Fish J. quickly dismisses the significant burden argument in Greater Vancouver by essentially declaring the “burden” that accepting the advertisements would cause the GTVA to be not worthy of notice. At para. 117:

They require no meaningful expenditure of funds — on the contrary, removing the impugned restriction would increase the appellants’ advertising revenues. They require no new operating initiatives of significance. And they involve no administrative reorganization, restructuring or expansion that can reasonably be characterized as “burdensome”.

Having dealt with burden issues, Fish J. turns his attention to the issue of manifest incompatability.

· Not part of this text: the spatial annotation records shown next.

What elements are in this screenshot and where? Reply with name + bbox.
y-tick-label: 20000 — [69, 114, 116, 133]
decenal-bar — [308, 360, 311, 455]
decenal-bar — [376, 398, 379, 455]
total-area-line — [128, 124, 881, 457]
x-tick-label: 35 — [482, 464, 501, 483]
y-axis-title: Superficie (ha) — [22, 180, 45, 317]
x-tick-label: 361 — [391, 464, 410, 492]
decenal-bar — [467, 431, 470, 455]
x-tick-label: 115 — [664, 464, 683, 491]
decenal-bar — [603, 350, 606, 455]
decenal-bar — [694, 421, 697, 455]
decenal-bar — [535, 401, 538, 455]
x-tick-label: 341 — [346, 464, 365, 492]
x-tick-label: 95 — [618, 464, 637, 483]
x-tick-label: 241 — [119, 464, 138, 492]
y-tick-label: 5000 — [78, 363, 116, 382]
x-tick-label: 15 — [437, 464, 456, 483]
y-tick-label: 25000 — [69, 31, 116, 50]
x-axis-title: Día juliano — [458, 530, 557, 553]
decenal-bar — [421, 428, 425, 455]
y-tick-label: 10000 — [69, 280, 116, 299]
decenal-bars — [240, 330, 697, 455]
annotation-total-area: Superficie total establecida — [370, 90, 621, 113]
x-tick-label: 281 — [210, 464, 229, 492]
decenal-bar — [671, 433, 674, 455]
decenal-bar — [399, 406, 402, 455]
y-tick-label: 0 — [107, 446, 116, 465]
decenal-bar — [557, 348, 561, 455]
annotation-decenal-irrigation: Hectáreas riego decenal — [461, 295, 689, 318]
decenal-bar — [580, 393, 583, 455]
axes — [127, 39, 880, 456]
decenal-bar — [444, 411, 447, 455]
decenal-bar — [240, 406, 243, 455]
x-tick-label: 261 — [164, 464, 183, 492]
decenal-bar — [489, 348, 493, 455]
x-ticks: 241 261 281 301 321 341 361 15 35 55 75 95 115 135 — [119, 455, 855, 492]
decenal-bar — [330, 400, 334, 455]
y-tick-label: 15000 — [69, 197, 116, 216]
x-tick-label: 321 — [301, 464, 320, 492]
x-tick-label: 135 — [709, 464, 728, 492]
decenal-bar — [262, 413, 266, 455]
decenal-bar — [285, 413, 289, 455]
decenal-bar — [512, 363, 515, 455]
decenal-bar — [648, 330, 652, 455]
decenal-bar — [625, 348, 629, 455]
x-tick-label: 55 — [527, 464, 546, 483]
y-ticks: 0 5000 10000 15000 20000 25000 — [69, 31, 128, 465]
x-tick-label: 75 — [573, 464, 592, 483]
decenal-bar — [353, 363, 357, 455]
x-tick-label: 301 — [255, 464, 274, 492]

Here, the GTVA argued that that because the advertisements were manifestly incompatible with the advertising space on the sides of buses (a limit on 2(b) because freedom of expression should not reasonably interfere with the place it is exercised) they were justified in their refusal to run the advertisements.

Justice Fish here argues that expressive activity does not necessarily attract 2(b) protection, which is a remarkably censorious position for a Supreme Court justice to take. Indeed, he chooses to contradict – at least in part – the prima facie standard for identifying expressive content that has been a staple of Canadian common law for decades, arguing instead that incompatability with location itself is not protected by 2(b) (at para. 131):

Governments should not bear the burden of strictly prescribing by law and justifying limits on those kinds of expression that are so obviously incompatible with the purpose or function of the space provided, as the Charter cannot possibly have been intended to invite litigation in such obvious cases.

In essence Justice Fish here suggests that incompatability with location renders otherwise expressive activity inexpressive. Although this concept is not without precedent in Canadian law it is one that nonetheless troubles this writer; determining the expressive quality of an act by its surroundings seems directly counterintuitive to the concept of expression in the first place. Unlike the significant burden limit – which flows directly from the nature of the right to the act itself – this is a limit created by circumstance rather than the act. That fact makes it seem – to this writer – to be a limit to the right that should emanate from s.1 of the Charter.